Daha sonra “El” adlı bölümünü çektiği, diğer bölümlerinde Michelangelo Antonioni ve Steven Soderbergh’in imzası olan Eros (2004), 61. Venedik Film Festivali’nde ilk gösterimini yaptı.
2007 yılında ise başrollerinde Norah Jones ve Jude Law’un oynadığı ve Rachel Weisz, Natalie Portman ve David Strathairn gibi ünlü oyuncuların rol aldığı Benim Aşk Pastam (My Blueberry Nights) filmi vizyona girdi.
Wong’un bir sonraki filmi, dövüş sanatları öğretmeni Ip Man’ın bir biyografisi olan The Grandmaster’dı. Filmin çekimleri 2009’da başladı ve 2013’te bitti. The Grandmaster, En İyi Film ve En İyi Yönetmen dahil 12 tane Hong Kong Film Ödülü kazandı. Ayrıca dünya çapında 64 milyon dolar hasılat yapan yapım, Wong’un en çok hasılat yapan filmi oldu.

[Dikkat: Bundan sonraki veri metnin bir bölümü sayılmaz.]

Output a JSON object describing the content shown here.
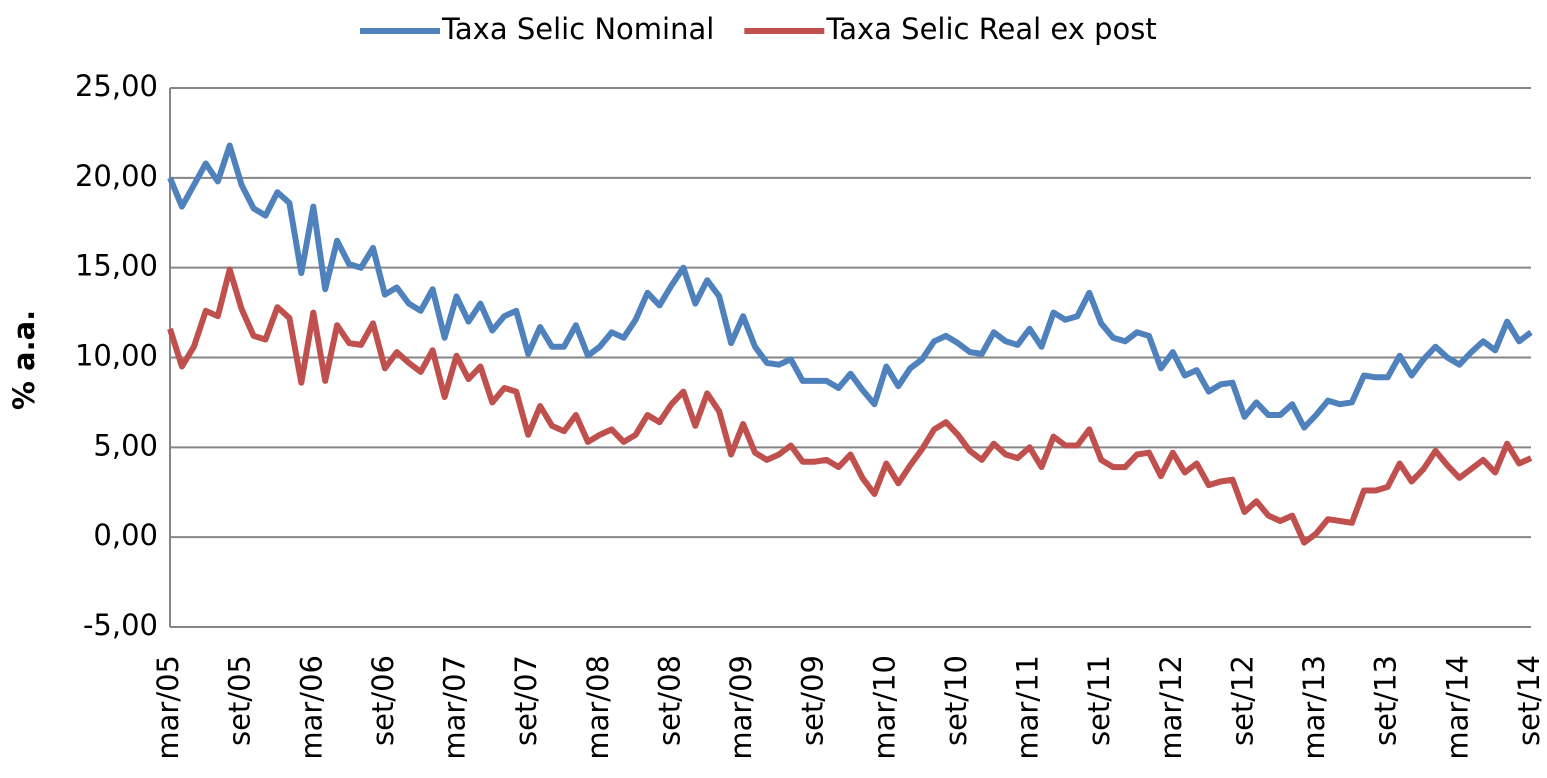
{
  "chart_data": {
    "type": "line",
    "y_label": "% a.a.",
    "legend": "top",
    "grid": true,
    "categories": [
      "mar/05",
      null,
      null,
      null,
      null,
      null,
      "set/05",
      null,
      null,
      null,
      null,
      null,
      "mar/06",
      null,
      null,
      null,
      null,
      null,
      "set/06",
      null,
      null,
      null,
      null,
      null,
      "mar/07",
      null,
      null,
      null,
      null,
      null,
      "set/07",
      null,
      null,
      null,
      null,
      null,
      "mar/08",
      null,
      null,
      null,
      null,
      null,
      "set/08",
      null,
      null,
      null,
      null,
      null,
      "mar/09",
      null,
      null,
      null,
      null,
      null,
      "set/09",
      null,
      null,
      null,
      null,
      null,
      "mar/10",
      null,
      null,
      null,
      null,
      null,
      "set/10",
      null,
      null,
      null,
      null,
      null,
      "mar/11",
      null,
      null,
      null,
      null,
      null,
      "set/11",
      null,
      null,
      null,
      null,
      null,
      "mar/12",
      null,
      null,
      null,
      null,
      null,
      "set/12",
      null,
      null,
      null,
      null,
      null,
      "mar/13",
      null,
      null,
      null,
      null,
      null,
      "set/13",
      null,
      null,
      null,
      null,
      null,
      "mar/14",
      null,
      null,
      null,
      null,
      null,
      "set/14"
    ],
    "series": [
      {
        "name": "Taxa Selic Nominal",
        "color": "#4f81bd",
        "values": [
          20.0,
          18.4,
          19.6,
          20.8,
          19.8,
          21.8,
          19.6,
          18.3,
          17.9,
          19.2,
          18.6,
          14.7,
          18.4,
          13.8,
          16.5,
          15.2,
          15.0,
          16.1,
          13.5,
          13.9,
          13.0,
          12.6,
          13.8,
          11.1,
          13.4,
          12.0,
          13.0,
          11.5,
          12.3,
          12.6,
          10.2,
          11.7,
          10.6,
          10.6,
          11.8,
          10.1,
          10.6,
          11.4,
          11.1,
          12.1,
          13.6,
          12.9,
          14.0,
          15.0,
          13.0,
          14.3,
          13.4,
          10.8,
          12.3,
          10.6,
          9.7,
          9.6,
          9.9,
          8.7,
          8.7,
          8.7,
          8.3,
          9.1,
          8.2,
          7.4,
          9.5,
          8.4,
          9.4,
          9.9,
          10.9,
          11.2,
          10.8,
          10.3,
          10.2,
          11.4,
          10.9,
          10.7,
          11.6,
          10.6,
          12.5,
          12.1,
          12.3,
          13.6,
          11.9,
          11.1,
          10.9,
          11.4,
          11.2,
          9.4,
          10.3,
          9.0,
          9.3,
          8.1,
          8.5,
          8.6,
          6.7,
          7.5,
          6.8,
          6.8,
          7.4,
          6.1,
          6.8,
          7.6,
          7.4,
          7.5,
          9.0,
          8.9,
          8.9,
          10.1,
          9.0,
          9.9,
          10.6,
          10.0,
          9.6,
          10.3,
          10.9,
          10.4,
          12.0,
          10.9,
          11.4
        ]
      },
      {
        "name": "Taxa Selic Real ex post",
        "color": "#c0504d",
        "values": [
          11.6,
          9.5,
          10.6,
          12.6,
          12.3,
          14.9,
          12.7,
          11.2,
          11.0,
          12.8,
          12.2,
          8.6,
          12.5,
          8.7,
          11.8,
          10.8,
          10.7,
          11.9,
          9.4,
          10.3,
          9.7,
          9.2,
          10.4,
          7.8,
          10.1,
          8.8,
          9.5,
          7.5,
          8.3,
          8.1,
          5.7,
          7.3,
          6.2,
          5.9,
          6.8,
          5.3,
          5.7,
          6.0,
          5.3,
          5.7,
          6.8,
          6.4,
          7.4,
          8.1,
          6.2,
          8.0,
          7.0,
          4.6,
          6.3,
          4.7,
          4.3,
          4.6,
          5.1,
          4.2,
          4.2,
          4.3,
          3.9,
          4.6,
          3.3,
          2.4,
          4.1,
          3.0,
          4.0,
          4.9,
          6.0,
          6.4,
          5.7,
          4.8,
          4.3,
          5.2,
          4.6,
          4.4,
          5.0,
          3.9,
          5.6,
          5.1,
          5.1,
          6.0,
          4.3,
          3.9,
          3.9,
          4.6,
          4.7,
          3.4,
          4.7,
          3.6,
          4.1,
          2.9,
          3.1,
          3.2,
          1.4,
          2.0,
          1.2,
          0.9,
          1.2,
          -0.3,
          0.2,
          1.0,
          0.9,
          0.8,
          2.6,
          2.6,
          2.8,
          4.1,
          3.1,
          3.8,
          4.8,
          4.0,
          3.3,
          3.8,
          4.3,
          3.6,
          5.2,
          4.1,
          4.4
        ]
      }
    ],
    "ylim": [
      -5,
      25
    ],
    "yticks": [
      {
        "value": -5,
        "label": "-5,00"
      },
      {
        "value": 0,
        "label": "0,00"
      },
      {
        "value": 5,
        "label": "5,00"
      },
      {
        "value": 10,
        "label": "10,00"
      },
      {
        "value": 15,
        "label": "15,00"
      },
      {
        "value": 20,
        "label": "20,00"
      },
      {
        "value": 25,
        "label": "25,00"
      }
    ]
  }
}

Wong Kar Wai, Asya, Avrupa, Kuzey ve Güney Amerika’daki kuruluşlardan çeşitli ödüller ve adaylıklar aldı. 1997 yılında Happy Together filmi ile Cannes Film Festivali’nde En İyi Yönetmen Ödülü kazandı. The Grandmaster ile En İyi Yönetmen Dalında Asya Film Ödülü ve En İyi Film Dalında Hong Kong Film Ödülü’nün sahibi oldu. 2014’te ise Hindistan Uluslararası Film Festivali’nde Hayat Boyu Başarı Ödülü aldı.